Iniciou-se no dia seguinte o tormento. Manhã, na escola; tarde, também. A primeira semana foi um verdadeiro suplício para quem sonhava acordada com o seu bosque frutífero, com os pássaros livres e coloridos, com os gafanhotos e as borboletas a percorrerem-lhe as mãos, com o caule das árvores a se exibirem virulentos até a copa. Mal via o sábado chegar e amenizar o seu martírio. As aulas sobre o mundo eram sangrentas, aterrorizadoras e as visões que com elas surgiam, continuavam sendo em preto e branco. Sabia que deveria parar com o devaneio e concentrar-se nas palavras da professora, pois somente assim, suspender-se-iam as aulas de reforço. Lutava consigo mesma, colocava a cabeça entre as mãos, suava frio; mas qual! No instante seguinte, estava novamente no bosque a correr, a imaginar que os caules sustentavam maravilhosamente bem o seu corpo, permitindo-lhe uma corrida suave, porém firme. Via também seus braços a assemelharem-se a galhos que ostentavam seus dedos, que aos poucos também se transformavam nas folhas mais exuberantes da floresta. Dedos ágeis, que vibravam conforme o vento e o calafrio suscitado com o frescor de menina criança. Era nesse devaneio que estava quando a professora teve de repetir a pergunta dirigida a ela:


    - Então, Alice? Como foi a Primeira Guerra Mundial?


    O fracasso fantasiado. Não sabia responder àquela pergunta nem a outras mais que não fossem relativas ao mundo no seu bosque fechado. Corou e baixou os olhos. Os colegas começaram a rir da pobre. A professora, tentando ajudá-la a sair daquela situação, reelaborou a pergunta:


    - Lembra do falamos a pouco? O que ocasionou essa guerra?


    Como Alice continuava em silêncio, Citadina ainda insistiu:


    - Vamos, menina! Fale qualquer coisa que souber. O nome de um país envolvido, ao menos.
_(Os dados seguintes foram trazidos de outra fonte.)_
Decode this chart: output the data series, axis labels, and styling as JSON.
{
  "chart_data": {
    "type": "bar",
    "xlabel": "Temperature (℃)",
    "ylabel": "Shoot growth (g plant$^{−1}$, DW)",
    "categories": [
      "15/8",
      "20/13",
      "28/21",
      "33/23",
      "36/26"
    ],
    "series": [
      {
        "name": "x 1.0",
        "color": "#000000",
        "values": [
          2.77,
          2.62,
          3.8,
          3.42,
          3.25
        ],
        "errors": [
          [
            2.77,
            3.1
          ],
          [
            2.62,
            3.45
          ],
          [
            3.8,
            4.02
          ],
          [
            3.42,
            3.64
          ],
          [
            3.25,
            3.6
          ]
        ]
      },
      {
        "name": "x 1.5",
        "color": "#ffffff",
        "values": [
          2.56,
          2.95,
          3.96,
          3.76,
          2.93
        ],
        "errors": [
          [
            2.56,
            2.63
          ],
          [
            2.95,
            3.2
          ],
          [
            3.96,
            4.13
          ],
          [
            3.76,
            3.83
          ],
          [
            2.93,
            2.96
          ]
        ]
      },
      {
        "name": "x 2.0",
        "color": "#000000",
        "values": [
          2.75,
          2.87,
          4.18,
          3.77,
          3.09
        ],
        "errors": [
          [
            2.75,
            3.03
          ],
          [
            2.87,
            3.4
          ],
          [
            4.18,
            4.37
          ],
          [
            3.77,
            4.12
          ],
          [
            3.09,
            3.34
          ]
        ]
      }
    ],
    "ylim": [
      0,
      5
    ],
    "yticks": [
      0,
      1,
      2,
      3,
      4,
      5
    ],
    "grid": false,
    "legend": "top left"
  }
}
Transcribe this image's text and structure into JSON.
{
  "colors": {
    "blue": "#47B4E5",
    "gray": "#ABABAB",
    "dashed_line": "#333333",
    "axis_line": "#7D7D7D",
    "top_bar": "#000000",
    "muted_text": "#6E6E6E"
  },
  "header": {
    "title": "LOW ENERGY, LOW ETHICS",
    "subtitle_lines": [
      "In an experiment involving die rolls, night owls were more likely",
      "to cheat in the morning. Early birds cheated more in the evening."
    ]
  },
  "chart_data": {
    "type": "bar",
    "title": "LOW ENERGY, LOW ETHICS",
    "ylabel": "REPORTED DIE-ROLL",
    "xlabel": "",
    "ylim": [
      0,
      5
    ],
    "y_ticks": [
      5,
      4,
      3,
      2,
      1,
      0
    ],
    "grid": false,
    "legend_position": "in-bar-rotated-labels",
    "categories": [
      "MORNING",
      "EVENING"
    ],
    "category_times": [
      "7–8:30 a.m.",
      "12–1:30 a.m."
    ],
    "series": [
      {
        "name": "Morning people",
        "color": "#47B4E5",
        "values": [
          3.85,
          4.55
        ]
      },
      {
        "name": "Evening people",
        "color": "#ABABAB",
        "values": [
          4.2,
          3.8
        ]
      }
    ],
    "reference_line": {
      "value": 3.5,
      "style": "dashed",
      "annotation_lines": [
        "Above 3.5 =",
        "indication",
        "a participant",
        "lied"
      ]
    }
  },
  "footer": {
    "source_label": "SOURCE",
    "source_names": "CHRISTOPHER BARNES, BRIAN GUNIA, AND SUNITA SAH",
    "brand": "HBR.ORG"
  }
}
    Então, vendo a aflição em que até a professora se encontrava por sua causa, decidiu-se a responder algo. Chegou a abrir a boca para dizer “preto”, mas lembrou-se dos problemas que tal resposta ocasionou. Pensou mais um pouco e finalmente disse:


    - Branco!


    As gargalhadas foram gerais na sala de aula. Alice, naquele dia, voltou transtornada para casa – o fracasso vivido era imenso. Seu único consolo era que no dia seguinte seria sábado.
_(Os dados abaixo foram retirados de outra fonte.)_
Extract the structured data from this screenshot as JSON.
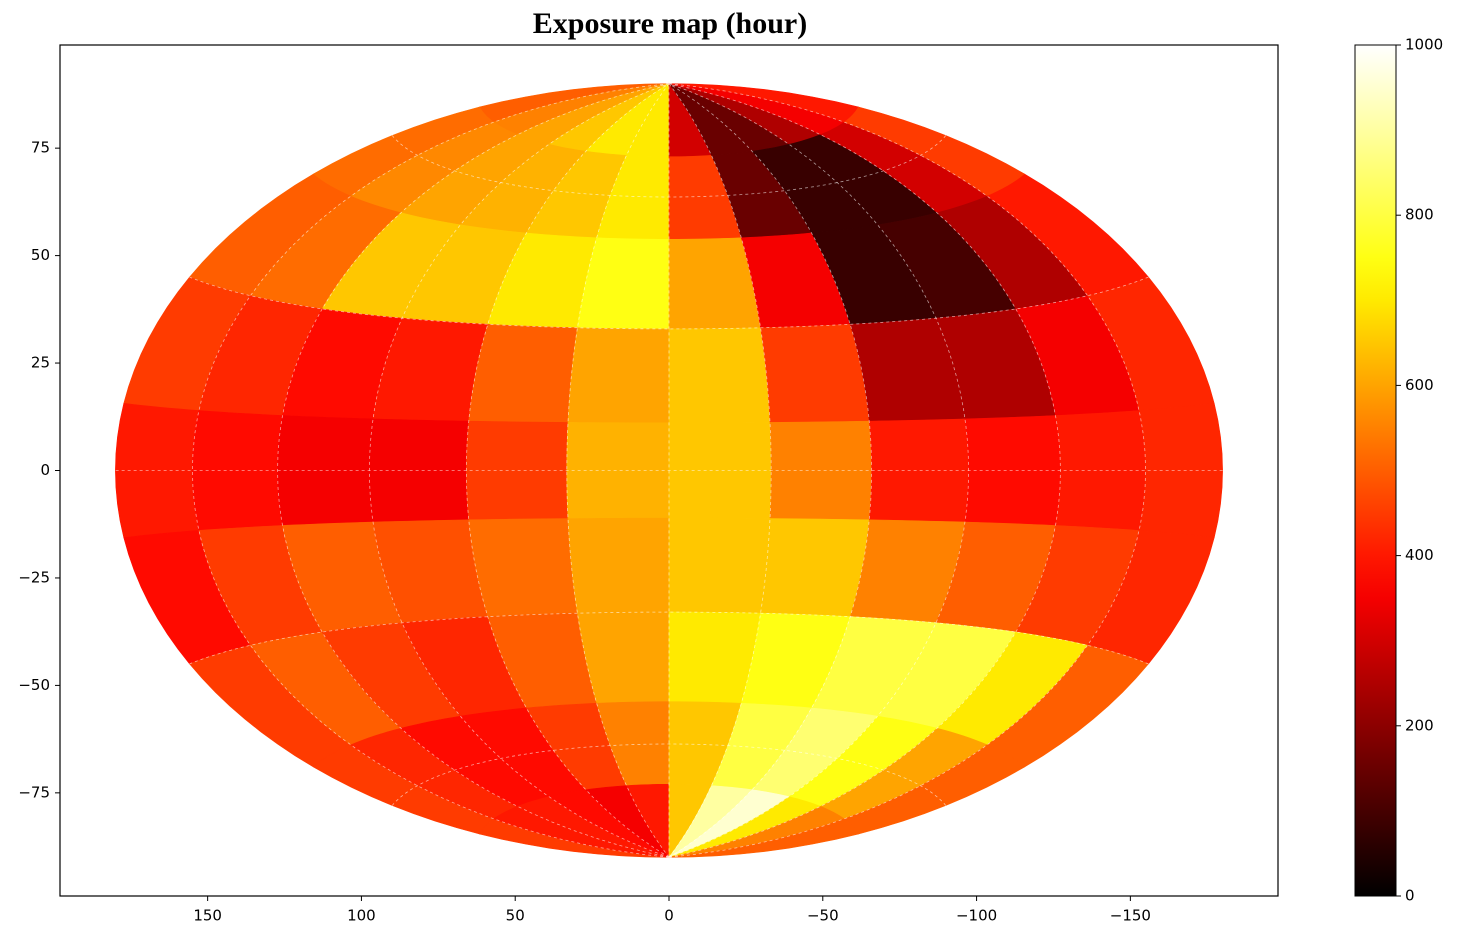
{
  "chart_data": {
    "type": "hammer-heatmap",
    "title": "Exposure map (hour)",
    "lon_bins": [
      180,
      150,
      120,
      90,
      60,
      30,
      0,
      -30,
      -60,
      -90,
      -120,
      -150,
      -180
    ],
    "lat_bins": [
      90,
      70,
      50,
      30,
      10,
      -10,
      -30,
      -50,
      -70,
      -90
    ],
    "values": [
      [
        500,
        550,
        600,
        650,
        700,
        700,
        300,
        150,
        150,
        250,
        350,
        400
      ],
      [
        520,
        560,
        600,
        620,
        650,
        700,
        450,
        150,
        80,
        80,
        300,
        450
      ],
      [
        500,
        520,
        650,
        650,
        700,
        750,
        600,
        350,
        80,
        100,
        250,
        400
      ],
      [
        450,
        420,
        380,
        400,
        500,
        600,
        650,
        450,
        250,
        250,
        350,
        420
      ],
      [
        400,
        380,
        350,
        350,
        450,
        620,
        650,
        550,
        400,
        380,
        400,
        420
      ],
      [
        380,
        450,
        500,
        480,
        520,
        600,
        650,
        650,
        550,
        500,
        450,
        420
      ],
      [
        450,
        500,
        450,
        420,
        500,
        600,
        700,
        750,
        800,
        800,
        700,
        500
      ],
      [
        450,
        420,
        380,
        380,
        450,
        550,
        650,
        800,
        850,
        750,
        600,
        500
      ],
      [
        450,
        400,
        400,
        380,
        350,
        400,
        650,
        900,
        950,
        700,
        550,
        500
      ]
    ],
    "colormap": "hot",
    "xlim": [
      198,
      -198
    ],
    "ylim": [
      -99,
      99
    ],
    "xticks": [
      150,
      100,
      50,
      0,
      {
        "value": -50,
        "label": "−50"
      },
      {
        "value": -100,
        "label": "−100"
      },
      {
        "value": -150,
        "label": "−150"
      }
    ],
    "yticks": [
      {
        "value": -75,
        "label": "−75"
      },
      {
        "value": -50,
        "label": "−50"
      },
      {
        "value": -25,
        "label": "−25"
      },
      0,
      25,
      50,
      75
    ],
    "clim": [
      0,
      1000
    ],
    "cticks": [
      0,
      200,
      400,
      600,
      800,
      1000
    ],
    "grid": true
  }
}
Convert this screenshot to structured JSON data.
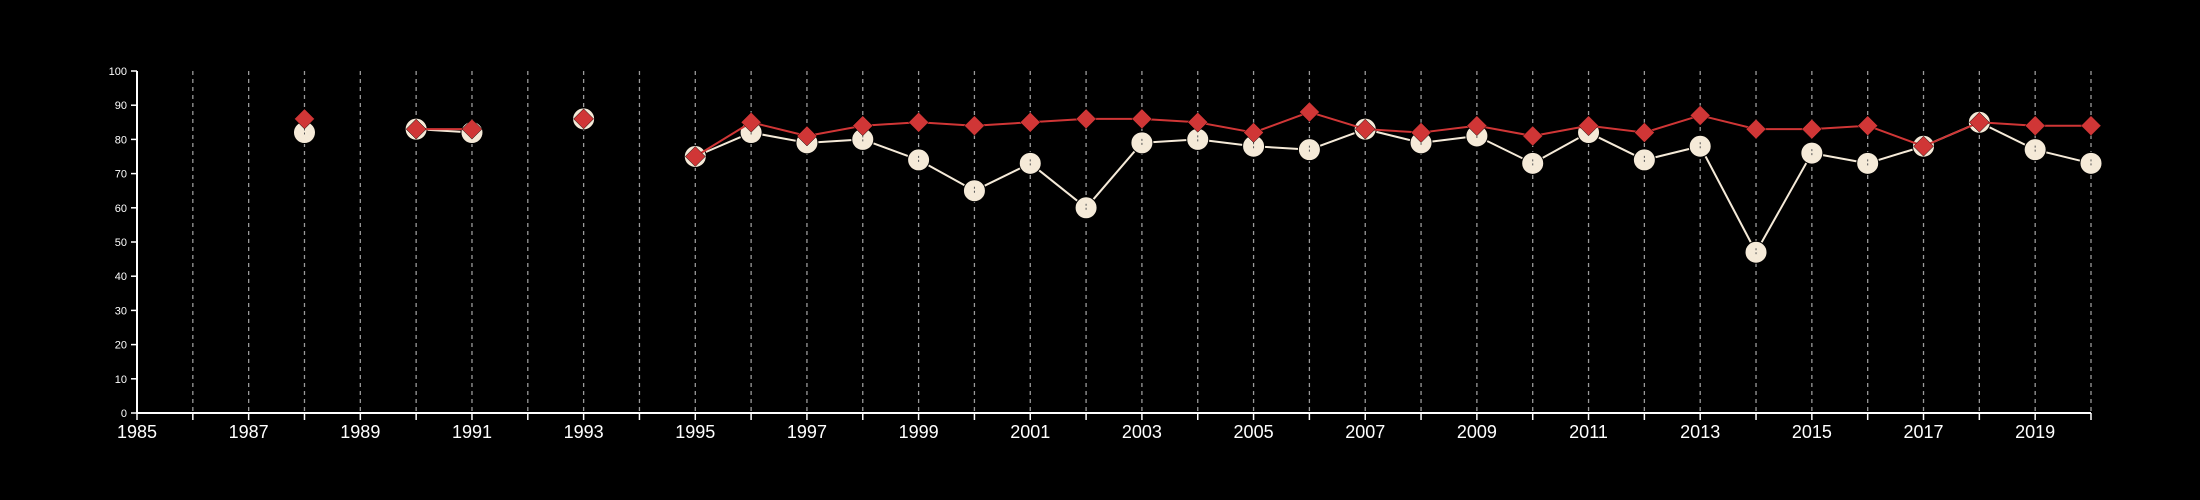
{
  "chart_data": {
    "type": "line",
    "title": "",
    "xlabel": "",
    "ylabel": "",
    "xlim": [
      1985,
      2020
    ],
    "ylim": [
      0,
      100
    ],
    "x_ticks": [
      1985,
      1986,
      1987,
      1988,
      1989,
      1990,
      1991,
      1992,
      1993,
      1994,
      1995,
      1996,
      1997,
      1998,
      1999,
      2000,
      2001,
      2002,
      2003,
      2004,
      2005,
      2006,
      2007,
      2008,
      2009,
      2010,
      2011,
      2012,
      2013,
      2014,
      2015,
      2016,
      2017,
      2018,
      2019,
      2020
    ],
    "x_tick_labels": [
      "1985",
      "",
      "1987",
      "",
      "1989",
      "",
      "1991",
      "",
      "1993",
      "",
      "1995",
      "",
      "1997",
      "",
      "1999",
      "",
      "2001",
      "",
      "2003",
      "",
      "2005",
      "",
      "2007",
      "",
      "2009",
      "",
      "2011",
      "",
      "2013",
      "",
      "2015",
      "",
      "2017",
      "",
      "2019",
      ""
    ],
    "y_ticks": [
      0,
      10,
      20,
      30,
      40,
      50,
      60,
      70,
      80,
      90,
      100
    ],
    "grid": "vertical dashed",
    "series": [
      {
        "name": "",
        "color": "#f5ead8",
        "marker": "circle",
        "points": [
          [
            1988,
            82
          ],
          [
            1990,
            83
          ],
          [
            1991,
            82
          ],
          [
            1993,
            86
          ],
          [
            1995,
            75
          ],
          [
            1996,
            82
          ],
          [
            1997,
            79
          ],
          [
            1998,
            80
          ],
          [
            1999,
            74
          ],
          [
            2000,
            65
          ],
          [
            2001,
            73
          ],
          [
            2002,
            60
          ],
          [
            2003,
            79
          ],
          [
            2004,
            80
          ],
          [
            2005,
            78
          ],
          [
            2006,
            77
          ],
          [
            2007,
            83
          ],
          [
            2008,
            79
          ],
          [
            2009,
            81
          ],
          [
            2010,
            73
          ],
          [
            2011,
            82
          ],
          [
            2012,
            74
          ],
          [
            2013,
            78
          ],
          [
            2014,
            47
          ],
          [
            2015,
            76
          ],
          [
            2016,
            73
          ],
          [
            2017,
            78
          ],
          [
            2018,
            85
          ],
          [
            2019,
            77
          ],
          [
            2020,
            73
          ]
        ]
      },
      {
        "name": "",
        "color": "#d03636",
        "marker": "diamond",
        "points": [
          [
            1988,
            86
          ],
          [
            1990,
            83
          ],
          [
            1991,
            83
          ],
          [
            1993,
            86
          ],
          [
            1995,
            75
          ],
          [
            1996,
            85
          ],
          [
            1997,
            81
          ],
          [
            1998,
            84
          ],
          [
            1999,
            85
          ],
          [
            2000,
            84
          ],
          [
            2001,
            85
          ],
          [
            2002,
            86
          ],
          [
            2003,
            86
          ],
          [
            2004,
            85
          ],
          [
            2005,
            82
          ],
          [
            2006,
            88
          ],
          [
            2007,
            83
          ],
          [
            2008,
            82
          ],
          [
            2009,
            84
          ],
          [
            2010,
            81
          ],
          [
            2011,
            84
          ],
          [
            2012,
            82
          ],
          [
            2013,
            87
          ],
          [
            2014,
            83
          ],
          [
            2015,
            83
          ],
          [
            2016,
            84
          ],
          [
            2017,
            78
          ],
          [
            2018,
            85
          ],
          [
            2019,
            84
          ],
          [
            2020,
            84
          ]
        ]
      }
    ]
  }
}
    Mal amanheceu o dia, acordou completamente vigorada e disposta. Não contara nada aos seus pais: o pai não a compreenderia e a colocaria de castigo, e a mãe se entristeceria demasiadamente. Tomou um rápido café da manhã e correu para o seu, somente seu bosque. Trilhou entre as árvores sentindo-se rainha. Mais e mais adentrava na floresta e era como se o resto do mundo estivesse se esvaindo atrás dela. Olhava para todos os lados, num temor de que fosse lhe escapar qualquer segundo precioso de completa liberdade. Reviu os amigos pássaros, gafanhotos, borboletas e outros bichos tão amados. Quando finalmente alcançara o outro extremo do bosque, lá onde havia uma imensa araucária, parou extasiada com tamanha beleza! Ao mirar aquela árvore, sentiu-se impedida de desviar o olhar por um segundo que fosse. Foi então que passou a se sentir estranha. Olhou para seus pés, e percebeu que esses estavam mudando de forma e mergulhando profundamente na terra úmida. Depois, percebeu que suas pernas rapidamente estavam se alongando feito caule. Sua cor aperolada também a estava abandonando para dar lugar a um tom escuro. Encantada, viu seus braços e dedos adquirirem as formas de galhos e seus cabelos, de folhas. “Engraçado”, pensou, “também imaginei os dedos como folhas!”


    E, para terminar esta história, garanto a você, leitor, que dessa vez, não se trata da imaginação de Alice. Ela realmente se transformou na árvore mais fantástica daquele bosque. Embora pareça um final triste, não se engane: com sua nova estatura, ela nunca mais viu o mundo em preto e branco.